SAS “rogue hero” hat is sold for £20,000

The army headgear from a genuine SAS “rogue hero” sold for an astounding £20,000.

One of the first SAS troops, Major John Wiseman, was the owner of the khaki headgear.

The popular BBC programme SAS: Rogue Heroes is now focused on the creation of the “Who Dares Wins” unit.

Maj. Wiseman was there when renowned army leader David Stirling made the decision to set up a raiding force that would engage in perilous operations well beyond enemy lines.

Many of the early SAS missions in North Africa, which entailed targeting enemy airfields and convoys, were carried out by him.

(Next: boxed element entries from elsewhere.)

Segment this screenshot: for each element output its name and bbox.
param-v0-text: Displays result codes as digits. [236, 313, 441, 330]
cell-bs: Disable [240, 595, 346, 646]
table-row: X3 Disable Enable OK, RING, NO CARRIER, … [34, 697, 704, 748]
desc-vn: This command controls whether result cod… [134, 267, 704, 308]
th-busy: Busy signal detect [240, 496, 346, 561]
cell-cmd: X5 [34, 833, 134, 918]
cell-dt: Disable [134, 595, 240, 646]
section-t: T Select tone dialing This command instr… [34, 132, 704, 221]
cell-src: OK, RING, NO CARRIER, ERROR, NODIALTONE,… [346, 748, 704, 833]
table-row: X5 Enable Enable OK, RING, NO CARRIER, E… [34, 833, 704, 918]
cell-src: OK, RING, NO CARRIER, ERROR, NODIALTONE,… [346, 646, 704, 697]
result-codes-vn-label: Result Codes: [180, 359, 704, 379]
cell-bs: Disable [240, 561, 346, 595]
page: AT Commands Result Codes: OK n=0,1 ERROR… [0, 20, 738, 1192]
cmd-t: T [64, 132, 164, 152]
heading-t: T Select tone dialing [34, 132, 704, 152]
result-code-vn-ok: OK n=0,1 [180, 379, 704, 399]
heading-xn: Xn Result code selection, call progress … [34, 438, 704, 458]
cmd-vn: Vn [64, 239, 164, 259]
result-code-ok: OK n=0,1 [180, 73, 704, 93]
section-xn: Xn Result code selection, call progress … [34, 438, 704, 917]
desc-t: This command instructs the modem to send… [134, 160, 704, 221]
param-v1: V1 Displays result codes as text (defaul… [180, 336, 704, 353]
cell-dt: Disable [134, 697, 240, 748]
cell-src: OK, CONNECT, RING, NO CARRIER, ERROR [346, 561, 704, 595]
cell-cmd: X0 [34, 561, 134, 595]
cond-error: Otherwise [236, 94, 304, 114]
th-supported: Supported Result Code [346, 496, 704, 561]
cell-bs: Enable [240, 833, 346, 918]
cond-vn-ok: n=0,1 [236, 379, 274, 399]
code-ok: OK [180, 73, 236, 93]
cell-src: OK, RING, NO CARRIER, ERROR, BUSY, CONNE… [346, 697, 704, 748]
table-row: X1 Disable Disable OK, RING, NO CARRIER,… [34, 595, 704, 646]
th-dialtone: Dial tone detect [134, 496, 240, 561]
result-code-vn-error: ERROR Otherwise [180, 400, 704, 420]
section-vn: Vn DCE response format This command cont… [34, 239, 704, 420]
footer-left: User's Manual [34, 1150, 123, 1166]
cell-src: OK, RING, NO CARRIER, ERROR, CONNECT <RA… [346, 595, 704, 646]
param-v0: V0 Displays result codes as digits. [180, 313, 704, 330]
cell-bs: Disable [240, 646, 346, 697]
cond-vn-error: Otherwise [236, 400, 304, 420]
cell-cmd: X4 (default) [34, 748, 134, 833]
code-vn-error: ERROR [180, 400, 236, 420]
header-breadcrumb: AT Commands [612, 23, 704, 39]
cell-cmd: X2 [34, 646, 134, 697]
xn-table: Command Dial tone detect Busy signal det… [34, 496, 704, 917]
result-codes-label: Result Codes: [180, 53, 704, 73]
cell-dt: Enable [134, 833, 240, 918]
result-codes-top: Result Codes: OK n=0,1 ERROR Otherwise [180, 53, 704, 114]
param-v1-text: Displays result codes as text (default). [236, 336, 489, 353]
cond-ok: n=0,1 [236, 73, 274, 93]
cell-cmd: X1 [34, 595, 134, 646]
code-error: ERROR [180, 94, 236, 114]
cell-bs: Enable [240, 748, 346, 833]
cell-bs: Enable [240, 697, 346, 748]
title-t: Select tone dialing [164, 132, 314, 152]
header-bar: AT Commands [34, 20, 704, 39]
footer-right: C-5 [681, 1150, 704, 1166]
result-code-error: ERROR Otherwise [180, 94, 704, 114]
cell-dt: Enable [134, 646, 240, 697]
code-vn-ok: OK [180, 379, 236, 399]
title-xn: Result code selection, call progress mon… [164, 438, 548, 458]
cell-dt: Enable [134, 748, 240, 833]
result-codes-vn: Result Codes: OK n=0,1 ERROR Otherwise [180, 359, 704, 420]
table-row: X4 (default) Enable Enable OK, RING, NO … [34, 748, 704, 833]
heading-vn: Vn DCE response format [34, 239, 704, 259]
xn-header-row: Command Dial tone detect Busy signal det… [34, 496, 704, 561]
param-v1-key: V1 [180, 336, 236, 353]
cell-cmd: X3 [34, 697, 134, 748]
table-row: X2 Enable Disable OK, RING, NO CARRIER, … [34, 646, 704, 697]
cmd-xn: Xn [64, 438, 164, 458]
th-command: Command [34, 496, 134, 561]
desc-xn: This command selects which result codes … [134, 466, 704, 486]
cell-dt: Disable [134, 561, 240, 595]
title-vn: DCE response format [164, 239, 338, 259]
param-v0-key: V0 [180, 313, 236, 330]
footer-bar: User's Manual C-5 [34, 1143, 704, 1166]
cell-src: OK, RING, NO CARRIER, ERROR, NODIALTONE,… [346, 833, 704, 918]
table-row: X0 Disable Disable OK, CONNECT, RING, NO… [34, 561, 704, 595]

On the eve of the Allied invasion of Sicily in July 1943, he led an SAS unit in climbing cliffs to attack a coastal artillery, earning him the Military Cross.

His little squad managed to completely surprise the opposition, killing, capturing, or injuring 40 of them while sustaining no personal injuries.

In addition, his storming group silenced three gun batteries and killed roughly 200 Italian troops in the course of 17 hours.

During the Battle of Termoli in Italy in October 1943, a German shell that struck directly into his vehicle killed 17 of his comrades. He was the only one to survive.

Maj. Wiseman passed away in 2005 at the age of 89, and the person in charge of getting rid of the family’s belongings sold his peaked hat to a militaria collector.

The sweatband of the hat, which contains some stains, is likely to have been manufactured in Cairo around 1940. It bears a label with Wiseman’s name embroidered on the inside rim.

It has the renowned SAS hat badge—a flying dagger—and the words “Who Dares Wins” embroidered on it.

The outline of another badge is visible when the current one is removed. This was a badge for Maj. Wiseman’s parent regiment or his previous unit.

The headgear sold for a hammer price of £16,000 despite being anticipated to sell for £3,000 due to who it belonged to. The successful bidder purchased it for more than £20,000 after fees.

A black and white photograph of the founding members of the LRDG/SAS, with Maj. Wiseman standing on the far right wearing a peaked hat, was sold along with it.

“I absolutely believe that the new BBC drama may have had a factor in the ultimate hammer price,” said Matthew Tredwin of C&T Auctions in Ashford, Kent. “However, any things linked to the SAS have usually done well at auction.”

At the start of the war, Maj Wiseman, a language student at Cambridge University, enlisted as a soldier in the North Somerset Yeomanry.

With the unit, he was transferred to North Africa where he battled the Vichy French.

He was selected for officer training in Cairo because of his multilingualism, and he ultimately received a commission in the Duke of Cornwall’s Light Infantry.

He enlisted in the SAS and attended their 1942 training camp at Karbit, Egypt.

Maj. Wiseman participated in Operation Houndsworth, which was carried out behind German lines in France after D-Day on June 6, 1944, in order to obstruct their reinforcements in Normandy.

Wiseman went back to working at the family optical equipment company after the war.